Chyba nikt z kibiców w „Ogródku” nie przypuszczał w to chłodne popołudnie, że obie drużyny w tak nieodległym czasie zmierzą się ze sobą w PKO Bank Polski Ekstraklasie. Poznaniacy weszli do niej w 2020 roku, a drużyna z Niepołomic – również niespodziewanie – wywalczyła promocję tego lata.

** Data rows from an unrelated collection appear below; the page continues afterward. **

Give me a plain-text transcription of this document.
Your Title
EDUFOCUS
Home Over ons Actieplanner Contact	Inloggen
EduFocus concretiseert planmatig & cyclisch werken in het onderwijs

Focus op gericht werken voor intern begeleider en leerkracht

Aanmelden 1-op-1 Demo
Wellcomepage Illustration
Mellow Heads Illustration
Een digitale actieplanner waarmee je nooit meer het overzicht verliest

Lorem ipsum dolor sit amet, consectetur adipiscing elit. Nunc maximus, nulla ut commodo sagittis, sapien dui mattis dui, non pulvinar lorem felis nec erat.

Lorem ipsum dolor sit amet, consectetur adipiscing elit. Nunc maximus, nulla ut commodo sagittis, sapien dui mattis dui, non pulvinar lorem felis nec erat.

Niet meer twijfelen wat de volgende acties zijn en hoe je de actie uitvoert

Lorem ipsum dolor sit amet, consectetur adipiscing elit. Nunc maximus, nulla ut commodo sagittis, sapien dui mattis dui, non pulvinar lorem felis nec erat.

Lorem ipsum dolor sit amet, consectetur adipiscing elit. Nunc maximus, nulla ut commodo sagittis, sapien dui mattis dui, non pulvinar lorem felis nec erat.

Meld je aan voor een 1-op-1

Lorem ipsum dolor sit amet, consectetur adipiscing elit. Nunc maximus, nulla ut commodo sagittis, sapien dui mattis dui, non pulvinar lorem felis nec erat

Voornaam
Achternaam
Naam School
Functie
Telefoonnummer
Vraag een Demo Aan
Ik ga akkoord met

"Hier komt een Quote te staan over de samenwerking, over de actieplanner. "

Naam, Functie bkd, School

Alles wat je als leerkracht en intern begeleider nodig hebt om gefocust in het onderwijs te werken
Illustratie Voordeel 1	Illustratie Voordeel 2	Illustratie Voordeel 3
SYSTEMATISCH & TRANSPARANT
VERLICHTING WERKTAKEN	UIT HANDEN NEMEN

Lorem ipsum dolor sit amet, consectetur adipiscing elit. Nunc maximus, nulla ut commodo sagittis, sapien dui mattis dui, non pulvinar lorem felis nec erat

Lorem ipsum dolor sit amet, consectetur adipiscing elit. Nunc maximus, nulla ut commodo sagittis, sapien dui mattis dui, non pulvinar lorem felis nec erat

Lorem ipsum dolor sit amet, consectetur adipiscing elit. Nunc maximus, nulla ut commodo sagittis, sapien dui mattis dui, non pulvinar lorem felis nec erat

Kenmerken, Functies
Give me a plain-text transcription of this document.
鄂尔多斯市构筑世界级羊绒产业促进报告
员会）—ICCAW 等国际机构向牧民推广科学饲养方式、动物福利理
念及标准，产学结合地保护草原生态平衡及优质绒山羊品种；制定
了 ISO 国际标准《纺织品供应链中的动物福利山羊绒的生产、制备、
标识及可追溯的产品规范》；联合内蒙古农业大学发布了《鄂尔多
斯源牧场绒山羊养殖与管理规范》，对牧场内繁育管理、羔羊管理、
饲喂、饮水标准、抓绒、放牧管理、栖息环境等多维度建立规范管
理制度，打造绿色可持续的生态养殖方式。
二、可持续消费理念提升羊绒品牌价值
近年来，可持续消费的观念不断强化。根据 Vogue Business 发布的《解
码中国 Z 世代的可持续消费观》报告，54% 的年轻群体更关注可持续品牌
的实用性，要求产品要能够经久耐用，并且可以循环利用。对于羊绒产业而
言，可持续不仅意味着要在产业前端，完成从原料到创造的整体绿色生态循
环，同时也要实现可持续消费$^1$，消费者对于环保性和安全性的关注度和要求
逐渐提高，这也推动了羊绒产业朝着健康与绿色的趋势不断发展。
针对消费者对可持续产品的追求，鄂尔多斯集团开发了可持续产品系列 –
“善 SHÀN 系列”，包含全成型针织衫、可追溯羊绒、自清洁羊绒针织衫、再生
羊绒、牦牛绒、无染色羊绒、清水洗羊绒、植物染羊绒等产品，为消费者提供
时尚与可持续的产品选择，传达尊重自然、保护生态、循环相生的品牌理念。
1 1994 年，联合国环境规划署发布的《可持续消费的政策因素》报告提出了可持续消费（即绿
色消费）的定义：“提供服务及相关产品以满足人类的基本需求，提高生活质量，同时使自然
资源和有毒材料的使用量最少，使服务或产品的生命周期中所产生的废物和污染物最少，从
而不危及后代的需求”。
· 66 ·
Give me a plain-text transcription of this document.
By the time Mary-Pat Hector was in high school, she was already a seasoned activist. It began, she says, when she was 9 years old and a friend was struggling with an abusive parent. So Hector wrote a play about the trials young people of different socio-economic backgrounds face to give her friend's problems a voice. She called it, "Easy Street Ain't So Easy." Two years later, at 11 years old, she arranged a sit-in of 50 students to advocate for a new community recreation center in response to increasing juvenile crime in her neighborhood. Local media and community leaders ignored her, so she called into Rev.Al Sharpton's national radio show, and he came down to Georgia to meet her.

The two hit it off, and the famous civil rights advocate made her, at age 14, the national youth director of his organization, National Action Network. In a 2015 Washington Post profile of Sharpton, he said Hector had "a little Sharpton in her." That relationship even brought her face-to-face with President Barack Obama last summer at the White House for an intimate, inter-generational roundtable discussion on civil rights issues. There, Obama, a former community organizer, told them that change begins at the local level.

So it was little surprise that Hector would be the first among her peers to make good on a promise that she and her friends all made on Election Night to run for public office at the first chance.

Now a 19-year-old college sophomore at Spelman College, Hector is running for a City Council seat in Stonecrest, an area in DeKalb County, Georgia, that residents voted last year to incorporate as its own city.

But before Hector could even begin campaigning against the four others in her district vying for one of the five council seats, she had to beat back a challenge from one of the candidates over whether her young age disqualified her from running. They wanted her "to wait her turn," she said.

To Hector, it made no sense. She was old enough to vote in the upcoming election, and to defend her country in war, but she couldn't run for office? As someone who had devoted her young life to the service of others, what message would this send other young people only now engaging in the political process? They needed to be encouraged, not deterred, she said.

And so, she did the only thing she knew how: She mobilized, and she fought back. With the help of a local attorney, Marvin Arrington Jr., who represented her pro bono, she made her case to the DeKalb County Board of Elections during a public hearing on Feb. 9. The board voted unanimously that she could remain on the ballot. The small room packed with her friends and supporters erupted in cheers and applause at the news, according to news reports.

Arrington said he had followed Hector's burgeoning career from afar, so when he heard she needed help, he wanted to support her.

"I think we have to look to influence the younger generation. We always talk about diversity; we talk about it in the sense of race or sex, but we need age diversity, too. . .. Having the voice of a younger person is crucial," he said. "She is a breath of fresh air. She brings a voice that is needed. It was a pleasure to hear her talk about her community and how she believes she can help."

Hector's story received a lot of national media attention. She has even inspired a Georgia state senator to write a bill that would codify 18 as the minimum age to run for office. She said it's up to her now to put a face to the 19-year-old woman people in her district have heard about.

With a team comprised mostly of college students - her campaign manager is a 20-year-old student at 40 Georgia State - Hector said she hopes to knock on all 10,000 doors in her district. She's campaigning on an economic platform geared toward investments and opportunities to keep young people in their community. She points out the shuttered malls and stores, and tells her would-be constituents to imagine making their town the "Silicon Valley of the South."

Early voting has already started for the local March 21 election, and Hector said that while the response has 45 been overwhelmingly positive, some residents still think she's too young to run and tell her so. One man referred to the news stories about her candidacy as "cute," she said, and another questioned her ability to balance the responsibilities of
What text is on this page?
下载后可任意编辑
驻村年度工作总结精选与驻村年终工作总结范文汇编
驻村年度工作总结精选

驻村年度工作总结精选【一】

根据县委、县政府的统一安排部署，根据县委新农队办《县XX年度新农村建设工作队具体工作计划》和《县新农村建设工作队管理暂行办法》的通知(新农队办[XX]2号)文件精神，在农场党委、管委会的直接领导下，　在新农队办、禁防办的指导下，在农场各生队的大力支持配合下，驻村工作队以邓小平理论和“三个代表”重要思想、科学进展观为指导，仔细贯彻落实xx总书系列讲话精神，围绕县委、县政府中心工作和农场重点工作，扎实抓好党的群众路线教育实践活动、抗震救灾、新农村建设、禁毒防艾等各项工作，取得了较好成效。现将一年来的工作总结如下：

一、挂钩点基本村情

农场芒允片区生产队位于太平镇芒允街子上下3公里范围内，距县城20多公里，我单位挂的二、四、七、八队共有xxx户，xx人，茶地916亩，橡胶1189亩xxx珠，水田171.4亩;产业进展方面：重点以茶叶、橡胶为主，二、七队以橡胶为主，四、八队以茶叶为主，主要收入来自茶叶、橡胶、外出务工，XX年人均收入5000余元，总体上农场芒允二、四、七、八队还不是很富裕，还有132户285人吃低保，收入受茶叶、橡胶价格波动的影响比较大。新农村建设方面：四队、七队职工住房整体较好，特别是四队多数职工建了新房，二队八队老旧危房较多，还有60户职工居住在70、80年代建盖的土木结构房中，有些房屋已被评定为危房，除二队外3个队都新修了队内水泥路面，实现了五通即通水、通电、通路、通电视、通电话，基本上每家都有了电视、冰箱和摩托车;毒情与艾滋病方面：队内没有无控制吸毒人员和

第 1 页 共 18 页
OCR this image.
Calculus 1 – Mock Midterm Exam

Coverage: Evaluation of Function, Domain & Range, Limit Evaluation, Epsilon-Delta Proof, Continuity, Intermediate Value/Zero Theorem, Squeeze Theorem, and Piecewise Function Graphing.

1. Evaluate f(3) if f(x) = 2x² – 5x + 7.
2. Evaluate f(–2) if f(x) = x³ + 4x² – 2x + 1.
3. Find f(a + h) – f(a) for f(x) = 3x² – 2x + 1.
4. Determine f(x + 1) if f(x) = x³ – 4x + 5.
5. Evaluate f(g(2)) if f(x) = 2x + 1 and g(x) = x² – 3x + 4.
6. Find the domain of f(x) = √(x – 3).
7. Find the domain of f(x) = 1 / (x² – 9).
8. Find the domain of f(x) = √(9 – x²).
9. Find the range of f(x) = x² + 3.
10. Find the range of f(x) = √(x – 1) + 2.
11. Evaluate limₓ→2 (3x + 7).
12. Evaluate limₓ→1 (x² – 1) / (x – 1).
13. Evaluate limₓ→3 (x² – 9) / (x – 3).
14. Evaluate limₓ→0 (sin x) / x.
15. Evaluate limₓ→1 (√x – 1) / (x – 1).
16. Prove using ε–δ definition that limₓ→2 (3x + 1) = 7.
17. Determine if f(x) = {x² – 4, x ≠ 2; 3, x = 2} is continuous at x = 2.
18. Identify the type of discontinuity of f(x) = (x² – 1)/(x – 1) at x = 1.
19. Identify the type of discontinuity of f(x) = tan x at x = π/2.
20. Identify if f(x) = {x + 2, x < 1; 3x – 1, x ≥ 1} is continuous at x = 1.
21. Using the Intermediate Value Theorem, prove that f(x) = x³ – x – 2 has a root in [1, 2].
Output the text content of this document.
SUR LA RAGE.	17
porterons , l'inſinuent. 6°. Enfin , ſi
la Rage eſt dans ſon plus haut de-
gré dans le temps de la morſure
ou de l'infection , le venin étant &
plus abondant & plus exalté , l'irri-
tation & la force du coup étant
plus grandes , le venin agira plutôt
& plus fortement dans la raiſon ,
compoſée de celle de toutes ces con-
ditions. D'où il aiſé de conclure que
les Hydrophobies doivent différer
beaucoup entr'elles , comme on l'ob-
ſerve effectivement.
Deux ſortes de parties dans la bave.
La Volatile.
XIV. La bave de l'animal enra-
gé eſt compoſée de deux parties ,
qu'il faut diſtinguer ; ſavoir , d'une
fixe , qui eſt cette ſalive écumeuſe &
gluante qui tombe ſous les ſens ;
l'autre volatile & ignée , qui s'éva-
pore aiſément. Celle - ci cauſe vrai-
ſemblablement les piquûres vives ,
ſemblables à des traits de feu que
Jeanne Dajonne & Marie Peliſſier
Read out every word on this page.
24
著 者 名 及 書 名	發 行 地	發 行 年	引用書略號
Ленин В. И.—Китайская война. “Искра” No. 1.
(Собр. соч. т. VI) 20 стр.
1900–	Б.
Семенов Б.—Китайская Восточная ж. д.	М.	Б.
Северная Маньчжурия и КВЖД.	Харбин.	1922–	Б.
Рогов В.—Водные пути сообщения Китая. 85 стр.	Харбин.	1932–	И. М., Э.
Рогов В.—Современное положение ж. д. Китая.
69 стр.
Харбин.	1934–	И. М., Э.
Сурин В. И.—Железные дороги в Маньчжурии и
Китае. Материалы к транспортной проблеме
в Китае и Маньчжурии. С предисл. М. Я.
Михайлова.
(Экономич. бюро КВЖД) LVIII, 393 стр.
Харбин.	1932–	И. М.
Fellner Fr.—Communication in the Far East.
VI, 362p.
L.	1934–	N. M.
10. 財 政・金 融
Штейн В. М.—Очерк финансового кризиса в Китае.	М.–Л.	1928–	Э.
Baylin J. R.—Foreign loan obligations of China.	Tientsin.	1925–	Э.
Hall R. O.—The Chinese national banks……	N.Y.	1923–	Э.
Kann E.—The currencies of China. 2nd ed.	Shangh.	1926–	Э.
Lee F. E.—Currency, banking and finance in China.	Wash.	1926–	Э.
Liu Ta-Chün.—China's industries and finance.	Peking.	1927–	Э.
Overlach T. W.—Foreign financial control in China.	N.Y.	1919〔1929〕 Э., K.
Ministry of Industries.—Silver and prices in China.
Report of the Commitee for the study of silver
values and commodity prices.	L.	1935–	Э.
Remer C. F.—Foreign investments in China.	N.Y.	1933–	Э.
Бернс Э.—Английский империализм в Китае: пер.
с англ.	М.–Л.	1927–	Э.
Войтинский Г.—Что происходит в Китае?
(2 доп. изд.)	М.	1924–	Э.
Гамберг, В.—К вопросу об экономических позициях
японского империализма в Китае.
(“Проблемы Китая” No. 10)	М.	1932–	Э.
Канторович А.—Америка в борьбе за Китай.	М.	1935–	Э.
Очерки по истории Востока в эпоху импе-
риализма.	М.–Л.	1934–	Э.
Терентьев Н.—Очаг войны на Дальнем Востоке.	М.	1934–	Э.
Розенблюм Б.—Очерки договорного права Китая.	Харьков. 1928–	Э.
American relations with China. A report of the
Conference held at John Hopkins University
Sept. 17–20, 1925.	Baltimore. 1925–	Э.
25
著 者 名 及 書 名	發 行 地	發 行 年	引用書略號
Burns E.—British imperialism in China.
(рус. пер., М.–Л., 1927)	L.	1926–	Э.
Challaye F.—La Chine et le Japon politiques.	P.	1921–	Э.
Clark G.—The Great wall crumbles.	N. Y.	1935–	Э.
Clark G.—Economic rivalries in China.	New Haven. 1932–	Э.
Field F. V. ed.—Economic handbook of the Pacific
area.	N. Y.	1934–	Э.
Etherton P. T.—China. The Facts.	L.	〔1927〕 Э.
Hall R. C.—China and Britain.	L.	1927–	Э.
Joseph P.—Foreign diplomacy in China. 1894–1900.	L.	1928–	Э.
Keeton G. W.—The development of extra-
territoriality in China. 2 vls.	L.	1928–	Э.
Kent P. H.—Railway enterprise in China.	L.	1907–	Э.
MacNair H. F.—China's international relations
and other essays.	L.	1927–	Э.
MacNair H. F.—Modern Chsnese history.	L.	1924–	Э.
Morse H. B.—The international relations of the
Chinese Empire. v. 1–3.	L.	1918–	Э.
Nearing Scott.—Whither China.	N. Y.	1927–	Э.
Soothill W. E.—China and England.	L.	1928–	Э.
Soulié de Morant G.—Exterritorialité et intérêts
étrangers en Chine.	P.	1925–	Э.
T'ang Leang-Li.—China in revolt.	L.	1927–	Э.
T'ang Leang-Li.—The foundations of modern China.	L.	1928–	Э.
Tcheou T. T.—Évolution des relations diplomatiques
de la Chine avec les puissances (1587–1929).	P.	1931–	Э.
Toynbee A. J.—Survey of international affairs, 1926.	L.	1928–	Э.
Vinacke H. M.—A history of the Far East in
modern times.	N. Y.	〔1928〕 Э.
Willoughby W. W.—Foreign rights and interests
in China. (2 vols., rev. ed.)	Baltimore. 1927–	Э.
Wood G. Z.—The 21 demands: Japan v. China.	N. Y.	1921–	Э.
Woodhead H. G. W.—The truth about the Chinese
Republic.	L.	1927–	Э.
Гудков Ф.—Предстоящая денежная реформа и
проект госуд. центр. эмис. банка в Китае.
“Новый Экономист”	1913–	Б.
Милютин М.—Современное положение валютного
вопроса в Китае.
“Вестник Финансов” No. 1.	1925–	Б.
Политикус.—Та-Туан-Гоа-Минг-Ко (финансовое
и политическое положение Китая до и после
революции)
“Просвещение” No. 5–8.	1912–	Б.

Pierwsze miesiące w najwyższej lidze nie są jednak udane dla beniaminków. I to wszystkich, bo wszystkie nowe drużyny w lidze zajmują miejsca w strefie spadkowej. Puszcza Niepołomice jest najwyżej z nich – w 14 meczach zdobyła 10 pkt, pokonując jak na razie tylko dwóch rywali: Stal Mielec (1:0) i ŁKS Łódź (2:1). Obu u siebie, bo na wyjazdach zespół z Małopolski wywalczył tylko 1 pkt ( po wrześniowym remisie 1:1 z Radomiakiem Radom), a pozostałe sześć spotkań przegrała. Na dodatek niedawno pożegnała się też z Fortuna Pucharem Polski po porażce 0:1 ze Stalą Rzeszów.
Warta Poznań przystępuje do starcia z beniaminkiem w dobrym dla siebie czasie. „Zieloni” wywalczyli 8 pkt w czterech ostatnich kolejkach ligowych i grają też dalej w krajowym pucharze. Przywieźli m.in. komplet punktów z dwóch ostatnich wyjazdów – do Mielca i do Łodzi.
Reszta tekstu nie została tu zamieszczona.